When I arrived at the hospital, the patient seemed to recognize me right away, though I did not recognize him. He said I had seen him in clinic 2 weeks prior, but I still had no recollection. It was definitely possible, though it is nearly impossible for me to remember all of the hundreds of patients I see in clinic. The great toe on his left foot was badly infected. He was a diabetic who was not taking care of himself. He was only 38, and had already been through two previous amputations. The toe was swollen and dusky. When I examined it further, I noticed there was some crepitus...an indication that there might be gas in the tissues..gas gangrene. The patient had come in with a fever, but at the moment, he did not have one. His white blood count was not elevated (an elevated white count is one sign of infection), but clinically the toe was badly infected. This patient needed that toe amputated, or the infection would likely spread further.
I called my attending. He was on his way to a nursing home where he sees patients, and would not be available. He told me to call one of my other attendings. I called the second attending, and he told me he was at a different hospital waiting for a surgical case to begin there. I called a third attending, and he told me that he would not do the case after 7pm because he had dinner plans...I knew this case would never go before 7. He told me that since the patient did not have a white count or a fever, the case could wait until the next morning.

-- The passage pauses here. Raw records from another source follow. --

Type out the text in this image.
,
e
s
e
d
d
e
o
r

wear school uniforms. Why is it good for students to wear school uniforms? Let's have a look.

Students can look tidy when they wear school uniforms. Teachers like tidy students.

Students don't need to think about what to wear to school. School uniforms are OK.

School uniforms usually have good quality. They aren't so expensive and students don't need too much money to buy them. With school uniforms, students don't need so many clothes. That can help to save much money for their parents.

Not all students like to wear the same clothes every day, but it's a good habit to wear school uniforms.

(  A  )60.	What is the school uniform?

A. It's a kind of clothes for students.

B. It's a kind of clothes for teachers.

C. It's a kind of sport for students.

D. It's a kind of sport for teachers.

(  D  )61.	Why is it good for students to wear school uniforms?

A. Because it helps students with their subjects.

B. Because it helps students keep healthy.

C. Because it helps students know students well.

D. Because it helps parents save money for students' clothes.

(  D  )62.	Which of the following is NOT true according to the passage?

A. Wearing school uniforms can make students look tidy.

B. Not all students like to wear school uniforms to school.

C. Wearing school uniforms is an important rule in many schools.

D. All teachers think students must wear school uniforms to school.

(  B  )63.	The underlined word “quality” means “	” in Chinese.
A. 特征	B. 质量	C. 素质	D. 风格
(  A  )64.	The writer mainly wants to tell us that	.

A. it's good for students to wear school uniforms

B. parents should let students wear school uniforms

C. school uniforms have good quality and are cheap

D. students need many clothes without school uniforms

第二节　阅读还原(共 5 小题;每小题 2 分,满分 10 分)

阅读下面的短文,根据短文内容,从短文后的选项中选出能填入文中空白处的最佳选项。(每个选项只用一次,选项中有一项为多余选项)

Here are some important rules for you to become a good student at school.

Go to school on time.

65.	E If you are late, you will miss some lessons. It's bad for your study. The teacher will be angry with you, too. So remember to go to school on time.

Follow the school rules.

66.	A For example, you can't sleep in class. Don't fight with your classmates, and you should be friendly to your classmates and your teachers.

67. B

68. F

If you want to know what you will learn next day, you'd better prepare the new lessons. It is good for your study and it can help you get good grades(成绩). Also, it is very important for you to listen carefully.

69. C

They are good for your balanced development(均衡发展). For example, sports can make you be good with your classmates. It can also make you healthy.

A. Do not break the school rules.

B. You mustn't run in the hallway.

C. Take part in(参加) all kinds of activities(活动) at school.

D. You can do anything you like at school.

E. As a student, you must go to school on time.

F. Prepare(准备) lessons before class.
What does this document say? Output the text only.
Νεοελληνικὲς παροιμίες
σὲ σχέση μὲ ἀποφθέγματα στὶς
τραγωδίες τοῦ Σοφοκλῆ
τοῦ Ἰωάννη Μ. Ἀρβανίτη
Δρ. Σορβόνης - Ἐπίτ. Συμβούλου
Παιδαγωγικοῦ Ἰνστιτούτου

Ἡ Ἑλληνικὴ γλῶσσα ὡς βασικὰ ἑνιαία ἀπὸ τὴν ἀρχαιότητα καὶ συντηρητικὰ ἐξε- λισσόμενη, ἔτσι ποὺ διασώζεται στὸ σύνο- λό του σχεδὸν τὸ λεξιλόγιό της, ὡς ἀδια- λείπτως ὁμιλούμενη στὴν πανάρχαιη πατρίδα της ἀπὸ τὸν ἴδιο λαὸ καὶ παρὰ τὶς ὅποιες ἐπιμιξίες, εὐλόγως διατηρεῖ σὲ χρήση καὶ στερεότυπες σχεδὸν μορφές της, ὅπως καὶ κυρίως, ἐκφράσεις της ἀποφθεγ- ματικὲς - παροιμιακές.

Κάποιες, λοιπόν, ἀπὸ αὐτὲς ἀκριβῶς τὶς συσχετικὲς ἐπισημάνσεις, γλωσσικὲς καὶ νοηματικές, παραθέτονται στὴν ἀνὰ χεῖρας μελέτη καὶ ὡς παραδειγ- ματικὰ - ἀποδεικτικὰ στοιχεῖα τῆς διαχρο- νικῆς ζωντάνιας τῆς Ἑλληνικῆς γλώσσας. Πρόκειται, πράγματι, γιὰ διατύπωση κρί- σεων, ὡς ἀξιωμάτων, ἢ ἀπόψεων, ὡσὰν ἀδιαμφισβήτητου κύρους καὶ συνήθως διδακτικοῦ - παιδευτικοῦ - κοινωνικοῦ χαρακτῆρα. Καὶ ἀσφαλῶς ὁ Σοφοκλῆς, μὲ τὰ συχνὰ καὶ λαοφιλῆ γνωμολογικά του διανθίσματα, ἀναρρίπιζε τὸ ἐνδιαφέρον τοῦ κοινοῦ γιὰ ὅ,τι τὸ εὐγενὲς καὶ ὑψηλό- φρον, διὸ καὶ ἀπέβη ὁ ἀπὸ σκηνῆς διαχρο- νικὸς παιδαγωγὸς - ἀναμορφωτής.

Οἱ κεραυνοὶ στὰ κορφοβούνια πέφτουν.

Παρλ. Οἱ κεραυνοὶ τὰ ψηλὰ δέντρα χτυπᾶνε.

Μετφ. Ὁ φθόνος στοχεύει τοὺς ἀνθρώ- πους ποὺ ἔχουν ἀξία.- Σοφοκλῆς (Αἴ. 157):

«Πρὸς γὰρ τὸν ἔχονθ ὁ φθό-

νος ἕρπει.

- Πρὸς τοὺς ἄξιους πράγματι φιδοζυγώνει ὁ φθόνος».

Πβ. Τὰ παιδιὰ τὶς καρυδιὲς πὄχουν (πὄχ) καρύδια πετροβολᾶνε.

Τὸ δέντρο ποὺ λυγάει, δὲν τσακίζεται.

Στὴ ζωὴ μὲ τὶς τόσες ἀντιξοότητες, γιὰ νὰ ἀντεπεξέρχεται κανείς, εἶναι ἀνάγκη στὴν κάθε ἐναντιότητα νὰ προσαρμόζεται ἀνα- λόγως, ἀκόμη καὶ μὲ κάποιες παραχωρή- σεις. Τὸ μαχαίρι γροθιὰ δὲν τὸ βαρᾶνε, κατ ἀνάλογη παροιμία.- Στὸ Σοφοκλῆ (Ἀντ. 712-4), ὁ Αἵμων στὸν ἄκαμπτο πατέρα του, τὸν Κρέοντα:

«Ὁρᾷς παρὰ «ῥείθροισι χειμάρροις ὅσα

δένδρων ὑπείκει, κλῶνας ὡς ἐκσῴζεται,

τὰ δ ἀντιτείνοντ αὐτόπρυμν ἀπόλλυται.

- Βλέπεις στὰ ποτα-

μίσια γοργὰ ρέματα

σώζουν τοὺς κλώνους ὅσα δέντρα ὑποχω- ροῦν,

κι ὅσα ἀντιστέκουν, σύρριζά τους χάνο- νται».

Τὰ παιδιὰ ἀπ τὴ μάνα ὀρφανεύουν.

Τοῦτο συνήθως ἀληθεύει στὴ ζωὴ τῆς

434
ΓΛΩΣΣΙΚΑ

It was a Friday, and the hospital does not take add on cases for the weekend until the morning of the surgery. I returned to the hospital the following morning at 7:30 am. The patient's morning labs now showed a highly elevated white count. He had been running fevers all night. I added the case on, and was told it would go at 9:30. I called my attending, and he arrived just in time. The toe was amputated, but it seemed it may have been too late. The patient pointed out a few painful bumps on his leg. I examined them, and realized they were likely collections of pus...the infection had already spread up his leg. The general surgeon was called in, and he incised and drained the areas at bedside...but it was worse than I thought. The patient's white count continued to rise, and he continued to have fevers. A blood culture came back positive. This infection had already reached well beyond the patient's toe.
The patient was started on new antibiotics, but he continued to have pain in his foot and leg. A week had already passed, and it was now Friday afternoon before a holiday weekend. I spoke to the PA on call and asked her to order an MRI to rule out any deep abscesses (collections of pus) in the patient's foot or leg that may need to be surgically drained. I was told that no MRI would be performed until Tuesday because it was a holiday weekend. I continued to monitor the patient's vitals and labs until Tuesday finally arrived. I called the PA again to see what the status of the MRI was. She told me that the radiologist had called in sick, and there was no one available to approve an MRI..it needed to wait until Wednesday. The patient finally had his MRI revealing an abscess on the top of his foot that was drained the same day. Smaller abscesses on his leg were also drained. The patient improved slowly over time, and was eventually discharged from the hospital almost a month after his admission for an infected toe.
This is what happens when clinic patients become inpatients. No one has any particular interest in them. This is not the private patient of a doctor, or a patient that has good paying insurance. This is an uninsured or Medicaid patient that is passed through a system of salaried physicians that have no incentive to treat them as quickly as possible. Why spend your evening in a hospital cutting open a smelly foot when you have dinner plans?